The company plans to build a 1.9 million-square-foot plant at the Mesa del Sol master-planned community in south central Albuquerque, where it will open the nation's first new domestic factory in over a decade to build both solar cells and panels for sale across the country.

"There are no solar cell manufacturing operations currently in the U.S.," Maxeon CEO Bill Mulligan told a standing-room-only crowd Friday morning at the Mesa del Sol Aperture Center.

"All solar cells are made in other countries today, mostly in Asia," Mulligan said. "We are re-shoring this technology."

The investment — which Maxeon and Gov. Michelle Lujan Grisham first announced on Thursday afternoon — immediately thrust New Mexico into the national public spotlight as the first state to recruit a major solar-cell manufacturer away from competitor countries to set up an alternative manufacturing operation here. That's a key goal woven into the foundation of the federal Inflation Reduction Act that President Joe Biden signed into law last year.

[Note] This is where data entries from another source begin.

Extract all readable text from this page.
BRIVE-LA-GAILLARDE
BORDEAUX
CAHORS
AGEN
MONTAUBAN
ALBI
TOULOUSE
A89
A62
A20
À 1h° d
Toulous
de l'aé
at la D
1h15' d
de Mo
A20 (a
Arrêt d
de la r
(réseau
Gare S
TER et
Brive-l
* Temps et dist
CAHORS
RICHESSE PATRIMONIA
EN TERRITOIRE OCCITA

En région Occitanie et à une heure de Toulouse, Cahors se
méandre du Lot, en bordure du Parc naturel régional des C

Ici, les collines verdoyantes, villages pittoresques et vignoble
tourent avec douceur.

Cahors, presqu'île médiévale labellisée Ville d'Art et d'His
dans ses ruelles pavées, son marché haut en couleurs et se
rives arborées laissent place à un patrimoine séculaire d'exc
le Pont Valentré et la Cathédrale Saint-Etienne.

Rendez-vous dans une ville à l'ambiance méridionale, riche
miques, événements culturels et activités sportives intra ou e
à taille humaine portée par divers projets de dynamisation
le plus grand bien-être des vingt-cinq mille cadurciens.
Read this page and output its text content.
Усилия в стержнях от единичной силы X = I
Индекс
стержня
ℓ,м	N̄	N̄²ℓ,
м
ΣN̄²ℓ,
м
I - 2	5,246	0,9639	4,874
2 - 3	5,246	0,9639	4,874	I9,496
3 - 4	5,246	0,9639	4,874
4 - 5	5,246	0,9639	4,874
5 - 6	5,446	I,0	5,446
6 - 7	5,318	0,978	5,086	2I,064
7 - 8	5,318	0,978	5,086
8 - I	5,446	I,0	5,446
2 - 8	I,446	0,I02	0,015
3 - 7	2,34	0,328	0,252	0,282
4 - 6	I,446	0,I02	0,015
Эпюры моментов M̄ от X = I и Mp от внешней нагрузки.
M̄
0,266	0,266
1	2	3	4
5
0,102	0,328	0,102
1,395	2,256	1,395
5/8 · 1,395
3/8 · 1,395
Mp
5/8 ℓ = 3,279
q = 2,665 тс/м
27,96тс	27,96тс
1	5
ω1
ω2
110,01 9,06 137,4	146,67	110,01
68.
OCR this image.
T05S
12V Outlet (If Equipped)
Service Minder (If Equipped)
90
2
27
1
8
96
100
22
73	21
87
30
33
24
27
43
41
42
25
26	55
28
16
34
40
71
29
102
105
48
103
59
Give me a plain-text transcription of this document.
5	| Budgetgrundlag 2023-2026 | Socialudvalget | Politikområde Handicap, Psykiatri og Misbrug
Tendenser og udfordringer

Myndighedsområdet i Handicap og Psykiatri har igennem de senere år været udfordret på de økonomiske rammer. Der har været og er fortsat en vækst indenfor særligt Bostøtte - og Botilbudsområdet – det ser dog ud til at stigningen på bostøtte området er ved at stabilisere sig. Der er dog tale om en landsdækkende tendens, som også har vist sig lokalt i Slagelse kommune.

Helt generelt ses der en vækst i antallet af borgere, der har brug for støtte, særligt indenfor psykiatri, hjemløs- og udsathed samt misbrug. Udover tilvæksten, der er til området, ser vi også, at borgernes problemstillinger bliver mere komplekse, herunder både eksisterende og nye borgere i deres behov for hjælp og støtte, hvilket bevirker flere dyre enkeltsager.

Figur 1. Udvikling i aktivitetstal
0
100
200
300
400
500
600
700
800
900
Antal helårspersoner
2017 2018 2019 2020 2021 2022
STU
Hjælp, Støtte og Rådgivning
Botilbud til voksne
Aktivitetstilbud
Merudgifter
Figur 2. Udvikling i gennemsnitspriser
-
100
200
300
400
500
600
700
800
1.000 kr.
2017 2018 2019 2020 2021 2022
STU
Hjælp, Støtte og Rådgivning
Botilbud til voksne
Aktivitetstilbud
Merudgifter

The act established substantial tax credits and other government support programs to rapidly build out domestic clean-energy manufacturing capability to resolve supply-chain challenges that severely undercut solar and other renewable industry development following the global pandemic. And those industry incentives played a foundational role in bringing Maxeon — which currently operates in Mexico, Malaysia and the Philippines — back to the U.S.

Robust state and local government incentives as well — which could total more than $600 million over the next two decades — were also critical in landing the company in New Mexico. Although all state, city and county assistance must still be officially approved, it could include $20 million in direct Local Economic Development Act funding, hundreds of millions of dollars in industrial revenue bonds, rebates on gross receipts taxes for construction, plus other support, such as funding through the state's Job Training Incentive Program, said Economic Development Department Division Director Mark Roper.

"That's anticipated, because it still needs to be approved," Roper told the Journal. "But all the state incentives combined could exceed $600 million."

The company itself may invest up to $2.4 billion over 20 years, including $1.1 billion in construction, and the rest to equip the factory, Roper said.